The differentiation of the army is proposed as a way to save money by allocating expensive resources where they are the most suitable.
And what about Europe?
On the same path, the European Union is foreseen as a way to improve the synergies and that’s why further developments of the Defence field at the European level are called for. A European white paper on Defence is demanded in order to state a shared political ambition among Member States. Recognizing the limits of external operation capabilities, the paper wishes that the Council stands up for improving the mutualisation of means and favours the industry consolidation.
Very little things of the White Paper can be expected not to be approved by other member states. The consensus on the goals of a Defence policy is more than shared as security of citizens and peace are values rooted in European history and identity.
On the contrary, some means might differ from a country to another as nuclear power is a sensitive issue for other European Member States.
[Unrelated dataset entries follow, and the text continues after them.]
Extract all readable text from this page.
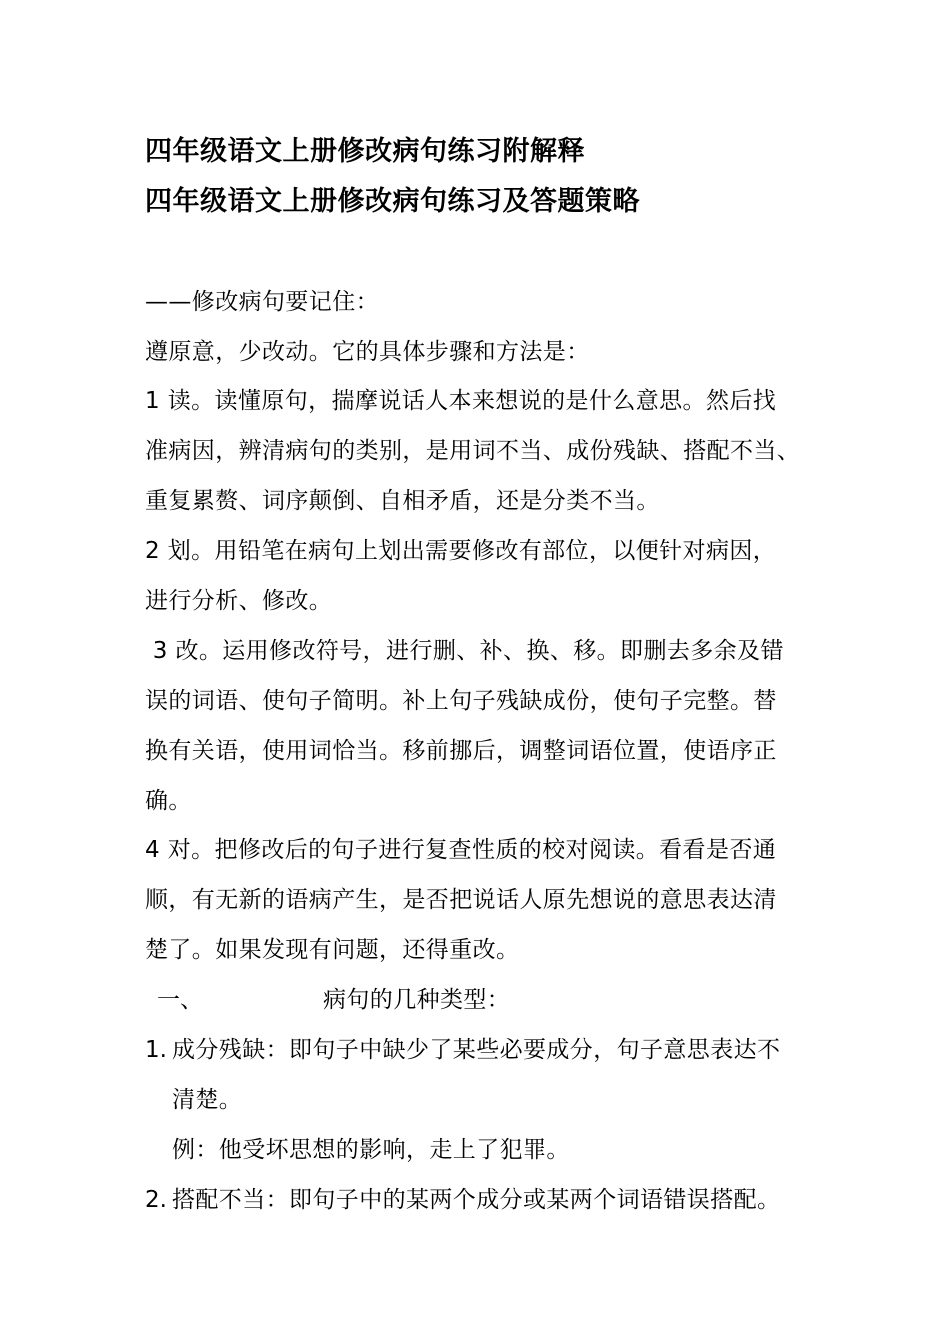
四年级语文上册修改病句练习附解释
四年级语文上册修改病句练习及答题策略
——修改病句要记住：
遵原意，少改动。它的具体步骤和方法是：
1 读。读懂原句，揣摩说话人本来想说的是什么意思。然后找
准病因，辨清病句的类别，是用词不当、成份残缺、搭配不当、
重复累赘、词序颠倒、自相矛盾，还是分类不当。
2 划。用铅笔在病句上划出需要修改有部位，以便针对病因，
进行分析、修改。
3 改。运用修改符号，进行删、补、换、移。即删去多余及错
误的词语、使句子简明。补上句子残缺成份，使句子完整。替
换有关语，使用词恰当。移前挪后，调整词语位置，使语序正
确。
4 对。把修改后的句子进行复查性质的校对阅读。看看是否通
顺，有无新的语病产生，是否把说话人原先想说的意思表达清
楚了。如果发现有问题，还得重改。
一、	病句的几种类型：
1. 成分残缺：即句子中缺少了某些必要成分，句子意思表达不
清楚。
例：他受坏思想的影响，走上了犯罪。
2. 搭配不当：即句子中的某两个成分或某两个词语错误搭配。
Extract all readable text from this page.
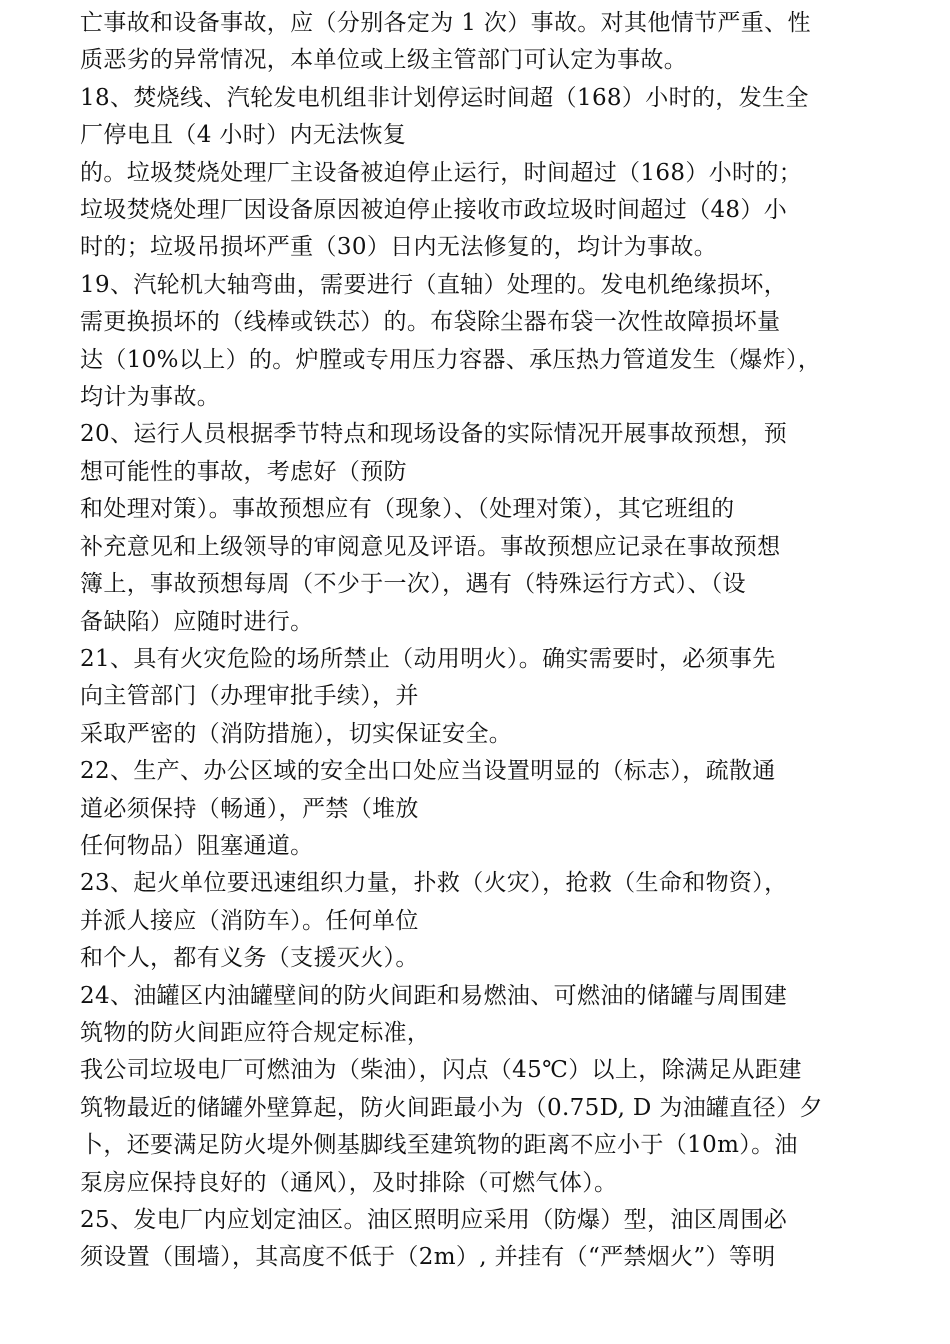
亡事故和设备事故，应（分别各定为 1 次）事故。对其他情节严重、性
质恶劣的异常情况，本单位或上级主管部门可认定为事故。
18、焚烧线、汽轮发电机组非计划停运时间超（168）小时的，发生全
厂停电且（4 小时）内无法恢复
的。垃圾焚烧处理厂主设备被迫停止运行，时间超过（168）小时的；
垃圾焚烧处理厂因设备原因被迫停止接收市政垃圾时间超过（48）小
时的；垃圾吊损坏严重（30）日内无法修复的，均计为事故。
19、汽轮机大轴弯曲，需要进行（直轴）处理的。发电机绝缘损坏，
需更换损坏的（线棒或铁芯）的。布袋除尘器布袋一次性故障损坏量
达（10%以上）的。炉膛或专用压力容器、承压热力管道发生（爆炸），
均计为事故。
20、运行人员根据季节特点和现场设备的实际情况开展事故预想，预
想可能性的事故，考虑好（预防
和处理对策）。事故预想应有（现象）、（处理对策），其它班组的
补充意见和上级领导的审阅意见及评语。事故预想应记录在事故预想
簿上，事故预想每周（不少于一次），遇有（特殊运行方式）、（设
备缺陷）应随时进行。
21、具有火灾危险的场所禁止（动用明火）。确实需要时，必须事先
向主管部门（办理审批手续），并
采取严密的（消防措施），切实保证安全。
22、生产、办公区域的安全出口处应当设置明显的（标志），疏散通
道必须保持（畅通），严禁（堆放
任何物品）阻塞通道。
23、起火单位要迅速组织力量，扑救（火灾），抢救（生命和物资），
并派人接应（消防车）。任何单位
和个人，都有义务（支援灭火）。
24、油罐区内油罐壁间的防火间距和易燃油、可燃油的储罐与周围建
筑物的防火间距应符合规定标准，
我公司垃圾电厂可燃油为（柴油），闪点（45℃）以上，除满足从距建
筑物最近的储罐外壁算起，防火间距最小为（0.75D, D 为油罐直径）夕
卜，还要满足防火堤外侧基脚线至建筑物的距离不应小于（10m）。油
泵房应保持良好的（通风），及时排除（可燃气体）。
25、发电厂内应划定油区。油区照明应采用（防爆）型，油区周围必
须设置（围墙），其高度不低于（2m）, 并挂有（“严禁烟火”）等明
But as the paper points out, differentiation is a solution to improve efficiency and ensure a higher level of quality at a lower cost.
By keeping a high budget until 2019, the White Paper is clearly unrealistic. One cannot imagine that the same level of quality will be ensured after the already drastic cuts performed in the Defence budget which proved to undermine its well-functioning. It is therefore utterly failing to address the challenges that every army in a longstanding-not-growing economy faces.
The main proposal (in terms of scale-economies it could provide) is the differentiation at the European level which implicitly admits that the size of the French State is no longer sufficient to generate significant financial improvements. This idea is backed by the will to enhance the industrial cooperation through a European industrial policy. But one could also propose to increase the competition by creating a European market of Defence where scale economies could trigger price decreases.
The question raised while reading the paper is why should we stop at the French border when most of the armed forces are engaged together either with other EU Member States or within NATO?
By not demonstrating how the same level of quality will be ensured through differentiation at the national level, the paper fails to cope with a decreasing budget France will have to face. The paper is clearly tied up by the institutional framework that doesn’t allow expanding its principles into concrete proposals beyond the French boundaries.
It is a shame that the costs of a lack of Europe of Defence or respective possible gains haven’t been analysed in the paper. With the development of 11 different Fregate programmes whereas the USA only have one, the way to save money is clearly indicated.
The Defence policy is too important for being neglected or let be undermined by fiscal concerns. Given the high stakes described in the White Paper, one can only hope in a structural or institutional change at the European level to back France in achieving those goals the paper partially failed to demonstrate it could fulfil alone.